Ein früher Protagonist war das 2009 von ehemaligen Studenten der kalifornischen Stanford University gegründete Unternehmen Skybox, dessen kleine Erdbeobachtungssatelliten der Sky-Sat-Reihe ab 2013 dank hochauflösender Kameras so herausragende Bilder lieferten, dass Google die Firma Skybox im Jahr 2014 für 500 Millionen Dollar übernahm und in Terra Bella umbenannte. Drei Jahre später verkaufte der Internet-Gigant das Unternehmen an Planet Labs in San Francisco, bezieht aber weiterhin seine Bilder von dort. Planet Labs lässt seine Cubesats regelmäßig von der Internationalen Raumstation ISS aussetzen, inzwischen ist deren Zahl auf rund 200 angewachsen. Hierzulande mischt beispielsweise auch die Universität Würzburg unter Leitung des Informatik-Professors Klaus Schilling dank finanzieller Unterstützung durch den Freistaat Bayern kräftig mit und hat seit 2005 bislang vier Kleinst-Experimentalsatelliten ins All transportieren lassen. „Uwe 4" wurde Ende 2018 an Bord einer russischen Rakete ins All befördert, der Picosatellit mit einem Gewicht von nicht einmal einem Kilogramm erhält seinen Schub von einem elektrischen Triebwerk. Auch Milliardär Elon Musk hat bereits seine Absicht bekundet, mit seinem Unternehmen SpaceX zehntausende Minisatelliten in die Erdumlaufbahn entsenden zu wollen, um damit ein weltumspannendes Internet-Satellitennetz namens Starlink aufzubauen.

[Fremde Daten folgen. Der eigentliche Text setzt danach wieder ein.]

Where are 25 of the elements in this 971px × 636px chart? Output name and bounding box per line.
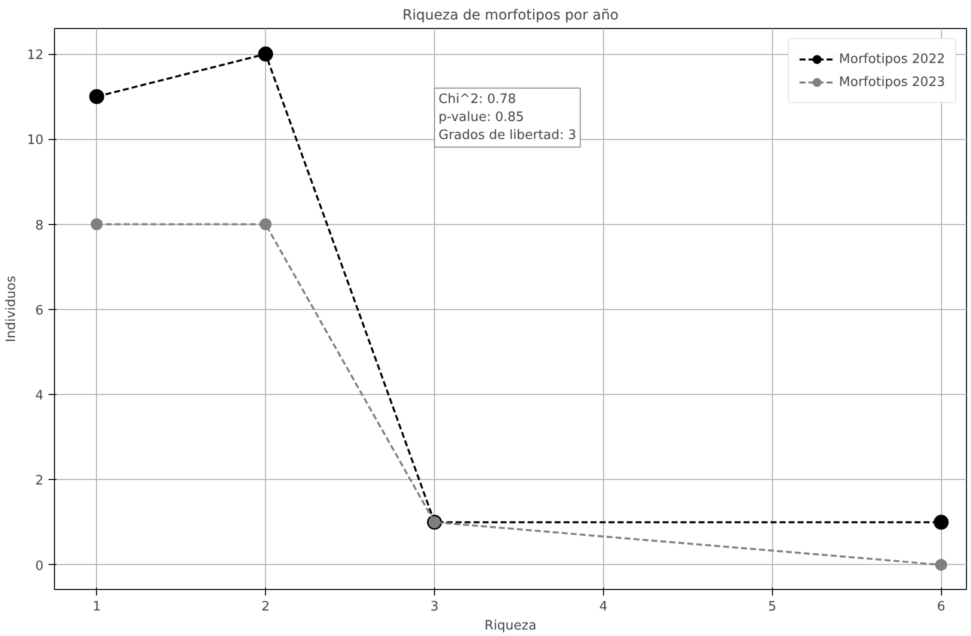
x-axis-title: Riqueza [484,618,536,634]
legend-label: Morfotipos 2023 [839,74,945,90]
point [934,514,949,530]
x-tick-label: 4 [599,600,608,614]
x-tick-label: 1 [92,600,101,614]
annotation: Chi^2: 0.78 p-value: 0.85 Grados de libertad: 3 [438,92,576,144]
legend-label: Morfotipos 2022 [839,52,945,66]
point [935,558,948,571]
x-tick-label: 2 [261,600,270,614]
y-tick-label: 8 [35,218,44,234]
y-tick-label: 10 [26,133,44,148]
y-axis-title: Individuos [4,276,19,342]
y-tick-label: 4 [35,388,44,404]
x-tick-label: 6 [937,600,946,614]
point [260,218,272,230]
point [258,46,274,62]
point [89,89,104,104]
chart-title: Riqueza de morfotipos por año [402,8,619,24]
y-tick-label: 6 [35,303,44,318]
y-tick-label: 2 [35,474,44,489]
x-tick-label: 5 [768,600,776,614]
y-tick-label: 0 [35,558,44,574]
point [90,218,103,230]
y-tick-label: 12 [26,48,44,64]
x-tick-label: 3 [430,600,439,614]
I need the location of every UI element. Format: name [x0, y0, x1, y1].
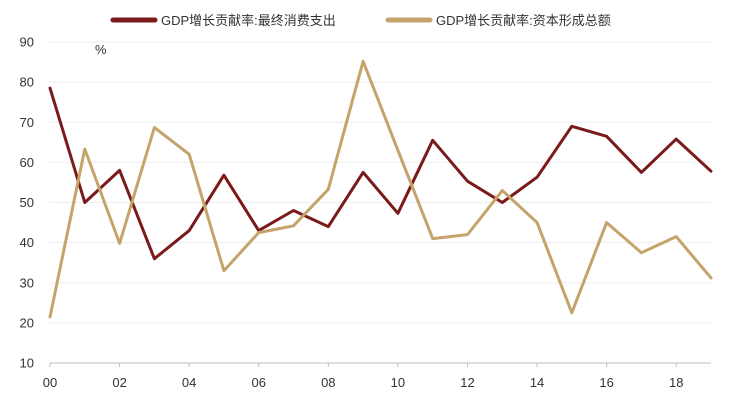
series-line-2 — [48, 59, 713, 319]
legend-label-1: GDP增长贡献率:最终消费支出 — [161, 13, 336, 28]
series-lines — [48, 59, 713, 319]
y-tick-label: 20 — [20, 315, 34, 330]
y-tick-label: 70 — [20, 115, 34, 130]
x-axis — [49, 362, 711, 367]
legend-label-2: GDP增长贡献率:资本形成总额 — [436, 13, 611, 28]
y-tick-label: 10 — [20, 356, 34, 371]
x-tick-label: 06 — [252, 375, 266, 390]
x-tick-label: 10 — [391, 375, 405, 390]
legend: GDP增长贡献率:最终消费支出 GDP增长贡献率:资本形成总额 — [110, 13, 611, 28]
y-tick-label: 50 — [20, 195, 34, 210]
x-tick-label: 08 — [321, 375, 335, 390]
y-tick-label: 30 — [20, 275, 34, 290]
x-axis-tick-labels: 00 02 04 06 08 10 12 14 16 18 — [43, 375, 684, 390]
series-line-1 — [48, 86, 713, 261]
y-tick-label: 90 — [20, 35, 34, 50]
x-tick-label: 16 — [599, 375, 613, 390]
y-tick-label: 60 — [20, 155, 34, 170]
x-tick-label: 18 — [669, 375, 683, 390]
x-tick-label: 12 — [460, 375, 474, 390]
x-tick-label: 04 — [182, 375, 196, 390]
grid-lines — [50, 41, 711, 324]
x-tick-label: 02 — [112, 375, 126, 390]
x-tick-label: 14 — [530, 375, 544, 390]
x-tick-label: 00 — [43, 375, 57, 390]
y-axis-unit-label: % — [95, 42, 107, 57]
y-axis-tick-labels: 10 20 30 40 50 60 70 80 90 — [20, 35, 34, 371]
y-tick-label: 40 — [20, 235, 34, 250]
y-tick-label: 80 — [20, 75, 34, 90]
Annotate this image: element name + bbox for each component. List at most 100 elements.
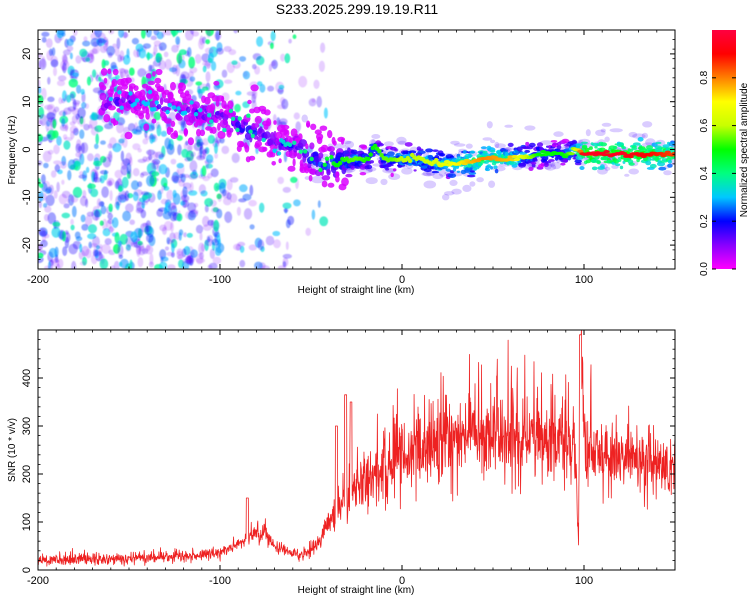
spectrogram-noise-blob (61, 118, 66, 127)
spectrogram-noise-blob (151, 171, 160, 177)
spectrogram-noise-blob (206, 235, 214, 242)
spectrogram-ridge-core-blob (324, 156, 330, 161)
spectrogram-ridge-blob (154, 77, 162, 84)
spectrogram-noise-blob (198, 174, 207, 179)
snr-line (38, 330, 675, 567)
spectrogram-ridge-blob (455, 165, 460, 169)
spectrogram-ridge-blob (170, 127, 174, 133)
spectrogram-ridge-blob (173, 130, 178, 138)
spectrogram-ridge-blob (473, 168, 477, 171)
spectrogram-noise-blob (98, 244, 103, 249)
spectrogram-ridge-blob (244, 144, 250, 153)
spectrogram-noise-blob (242, 193, 252, 201)
spectrogram-ridge-blob (138, 112, 145, 120)
spectrogram-noise-blob (204, 47, 214, 54)
chart-title: S233.2025.299.19.19.R11 (276, 1, 439, 17)
spectrogram-noise-blob (202, 215, 210, 227)
spectrogram-ridge-blob (503, 149, 508, 152)
spectrogram-ridge-blob (318, 152, 324, 159)
spectrogram-noise-blob (189, 160, 198, 172)
spectrogram-noise-blob (119, 68, 126, 79)
spectrogram-noise-blob (167, 264, 176, 269)
spectrogram-noise-blob (52, 130, 59, 139)
spectrogram-ridge-core-blob (228, 108, 234, 114)
spectrogram-noise-blob (52, 221, 61, 227)
spectrogram-ridge-blob (248, 155, 256, 161)
spectrogram-ridge-blob (594, 155, 600, 160)
spectrogram-noise-blob (217, 193, 222, 202)
spectrogram-ridge-blob (99, 92, 107, 101)
spectrogram-noise-blob (146, 51, 150, 61)
spectrogram-noise-blob (199, 35, 204, 46)
spectrogram-noise-blob (265, 235, 275, 246)
spectrogram-ridge-blob (656, 161, 666, 167)
spectrogram-noise-blob (75, 55, 82, 64)
spectrogram-ridge-blob (612, 145, 618, 150)
spectrogram-noise-blob (79, 261, 87, 266)
spectrogram-noise-blob (292, 34, 297, 39)
spectrogram-noise-blob (38, 252, 44, 259)
spectrogram-noise-blob (285, 241, 289, 250)
spectrogram-noise-blob (288, 38, 292, 44)
spectrogram-ridge-core-blob (248, 129, 253, 134)
spectrogram-noise-blob (132, 168, 140, 177)
spectrogram-noise-blob (160, 130, 167, 137)
colorbar-label: Normalized spectral amplitude (739, 82, 750, 217)
spectrogram-ridge-blob (192, 101, 200, 109)
colorbar-gradient (712, 30, 736, 269)
spectrogram-noise-blob (122, 210, 131, 222)
spectrogram-haze-blob (551, 161, 562, 170)
spectrogram-noise-blob (287, 215, 295, 226)
spectrogram-noise-blob (61, 190, 71, 199)
spectrogram-noise-blob (189, 182, 194, 193)
spectrogram-ridge-blob (387, 151, 395, 157)
spectrogram-noise-blob (186, 232, 193, 238)
spectrogram-ridge-blob (217, 130, 226, 139)
spectrogram-noise-blob (153, 111, 161, 121)
spectrogram-ridge-blob (561, 138, 570, 144)
spectrogram-noise-blob (38, 228, 46, 236)
spectrogram-ridge-blob (571, 140, 578, 145)
spectrogram-ridge-blob (588, 146, 593, 151)
spectrogram-noise-blob (319, 216, 329, 227)
spectrogram-noise-blob (226, 179, 233, 191)
spectrogram-noise-blob (125, 236, 134, 248)
spectrogram-haze-blob (494, 143, 506, 149)
spectrogram-ridge-blob (548, 159, 555, 162)
spectrogram-ridge-blob (298, 139, 308, 147)
spectrogram-ridge-blob (113, 120, 119, 126)
spectrogram-ridge-blob (178, 82, 186, 92)
snr-x-ticks: -200 -100 0 100 (27, 330, 676, 587)
spectrogram-noise-blob (103, 60, 110, 66)
spectrogram-noise-blob (50, 259, 54, 269)
spectrogram-noise-blob (252, 53, 262, 61)
spectrogram-noise-blob (104, 238, 112, 245)
spectrogram-noise-blob (121, 176, 129, 189)
spectrogram-ridge-core-blob (329, 154, 334, 160)
spectrogram-haze-blob (628, 131, 638, 138)
spectrogram-noise-blob (272, 230, 281, 237)
spectrogram-noise-blob (88, 241, 92, 249)
spectrogram-noise-blob (257, 81, 263, 87)
spectrogram-noise-blob (47, 76, 51, 85)
spectrogram-noise-blob (177, 144, 182, 156)
spectrogram-noise-blob (199, 252, 204, 260)
spectrogram-ridge-blob (658, 166, 667, 171)
spectrogram-haze-blob (601, 122, 612, 127)
spectrogram-ridge-blob (269, 151, 276, 158)
spectrogram-noise-blob (190, 151, 196, 157)
spectrogram-haze-blob (663, 170, 672, 176)
colorbar-tick-label: 0.2 (699, 214, 710, 228)
spectrogram-noise-blob (43, 162, 49, 169)
spectrogram-noise-blob (88, 224, 97, 234)
spectrogram-ridge-core-blob (309, 156, 314, 162)
spectrogram-noise-blob (268, 63, 273, 72)
spectrogram-noise-blob (79, 171, 84, 176)
spectrogram-ridge-core-blob (152, 107, 157, 112)
spectrogram-noise-blob (149, 64, 155, 72)
spectrogram-noise-blob (114, 232, 120, 244)
spectrogram-ridge-blob (469, 170, 475, 173)
spectrogram-noise-blob (228, 49, 237, 56)
spectrogram-ridge-blob (112, 68, 119, 76)
spectrogram-noise-blob (113, 260, 120, 269)
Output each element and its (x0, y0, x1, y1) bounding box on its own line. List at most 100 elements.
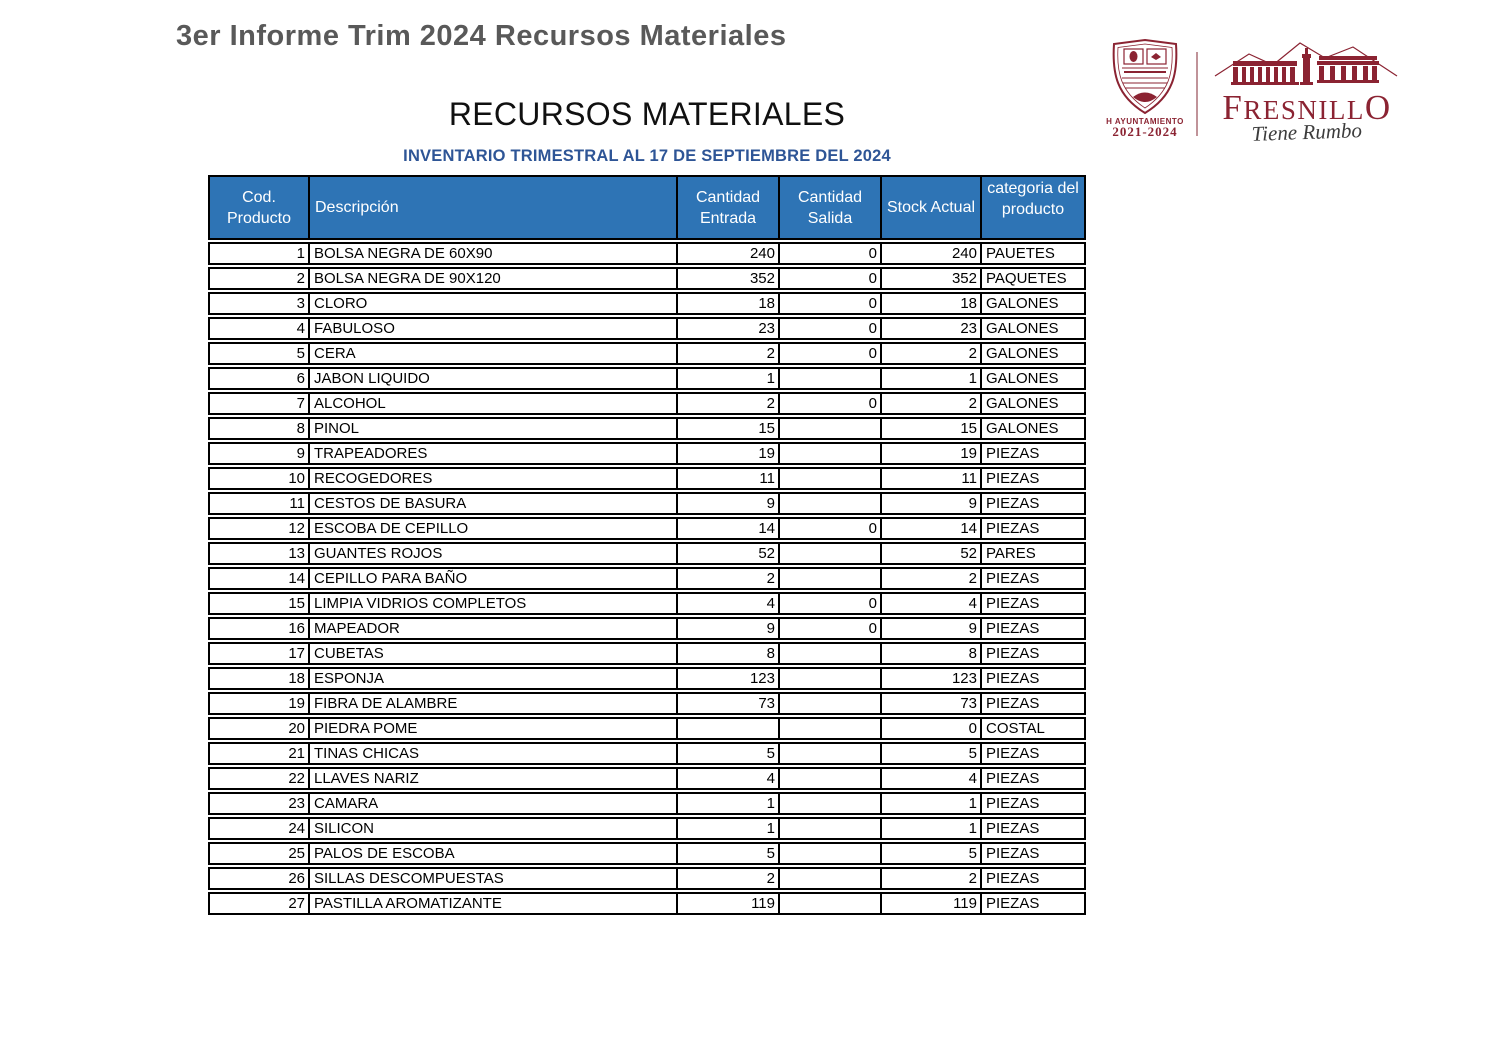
cell-entrada: 52 (678, 544, 780, 563)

So groß wie eine Milchpackung
Der Antrieb war bei den Cubesats geraume Zeit das Hauptproblem. Denn die Kleinsatelliten haben gegenüber den Riesenflugkörpern den Nachteil, dass bei ihnen wenig Platz für ein vernünftiges Antriebssystem vorhanden ist. Bei der Suche nach Lösungsmöglichkeiten sind amerikanische Wissenschaftler auf eine Uralt-Technik verfallen, nämlich den Dampfantrieb. Einer breiten Öffentlichkeit wurde diese verblüffende Innovation erstmals auf einer „Conference on Small Satellites" vorgestellt, zu dem sich internationale Experten im Sommer 2017 an der Utah State University in Logan eingefunden hatten. Forscher stellten hier den sogenannten Femta Thruster vor, ein Schubaggregat auf Basis von Wasserdampf.
Die Wirkungsweise des Systems schien verblüffend einfach zu sein: Röhrchen von gerade mal zehn Nanometern Durchmesser sollen Wasser mithilfe des Kapillareffekts (durch Oberflächenspannung ausgelöstes Aufsteigen des Wassers in engen Röhrenhohlräumen) bis zu einer winzigen Heizeinheit an der Auslassöffnung transportieren. Dort wird das Wasser erhitzt und verdampft, was schließlich für den erwünschten Schub sorgen soll. Erste Versuche mit durch vier Prototypen des Schubaggregats ausstaffierten Cubesats mit einer Seitenlänge von zehn Zentimetern und einem Gewicht von
2,8 Kilogramm in einer Hochvakuumkammer an der Purdue University in West Lafayette im US-Bundesstaat Indiana waren mehr als zufriedenstellend verlaufen. Mit etwa einem Viertel Watt war die Leistung des Aggregats zwar nicht sonderlich hoch, aber in der Schwerelosigkeit könnte sich der Würfel damit laut den Wissenschaftlern rund um Alina Alexeenko in weniger als einer Minute um 180 Grad drehen lassen. Ein mit zwölf solcher Düsen ausstaffierter Minisatellit könne problemlos seine Lage im Orbit stabilisieren.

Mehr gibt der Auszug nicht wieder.